Jack had picked up Aetom's hatred for Montu as one might a cold, and after a time the feelings were as though his own. In the last three days, because it was easy to slip and forget to protect against things spawned in his own head and because he demanded to know everything the Tok'ra did, any tactical detail that might give them an advantage against the Goa'uld they would be facing, Jack had let Aetom's mind bleed into his, thoughts twining like vines until some aspects were no longer solely the property of one individual or the other.. including Aetom's loathing for Montu. It became theirs. Jack hated Montu, adopted the feeling with relish because it was no task for him to detest a snake, and today would be a very gratifying day for both. All the Tok'ra and people from the SGC that had died because of this snake would at last rest easy, their murders avenged.
Aetom and Jack were outside the underground complex, watching the first fleet of ships carrying doomed advisors to Montu arch into the sky and away from the planet. It was a lovely day, which struck a chord of morbid amusement in Aetom that Jack at once picked up on.
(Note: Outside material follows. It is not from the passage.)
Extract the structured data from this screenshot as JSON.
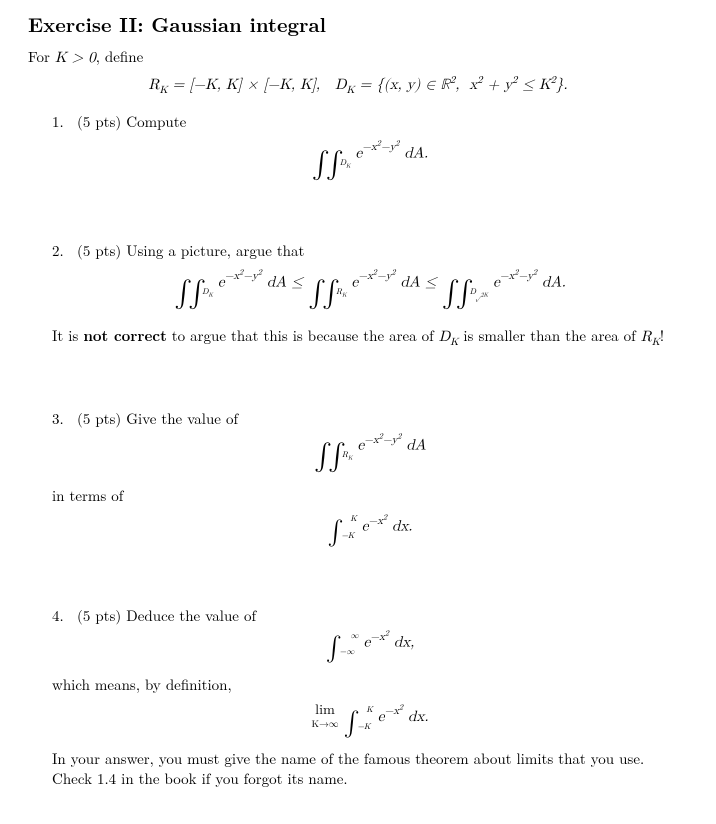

'Something funny? Care to share?'
Aetom blinked into the sky, –Colonel O'Neill... this will either be a good day to live or to die, and we may do either.–
Jack had to wonder a moment that the Tok'ra would find that at all amusing. He would never understand the Tok'ra sense of humor, and in fact was mildly incensed that they had the nerve to say HIS sense of humor was off-center.
–Being blended with you... there are a few worse things I have endured,– to which a fleeting image of being tortured by Apophis flitted through their collective brain.
At that Jack did smirk and deftly returned, 'Yeah, well, never what I had in mind either, if you'll pardon the pun, but as far as Tok'ra go...'
–I will take that in the spirit in which it was intended.–
'Look, this is getting too cliche, last-speechy for me... you think we could just get this show on the road?'
Aetom turned from the retreating ships and made his way back toward the door to the underground compound, respecting his host's wishes and offering nothing more of concrete thoughts or words.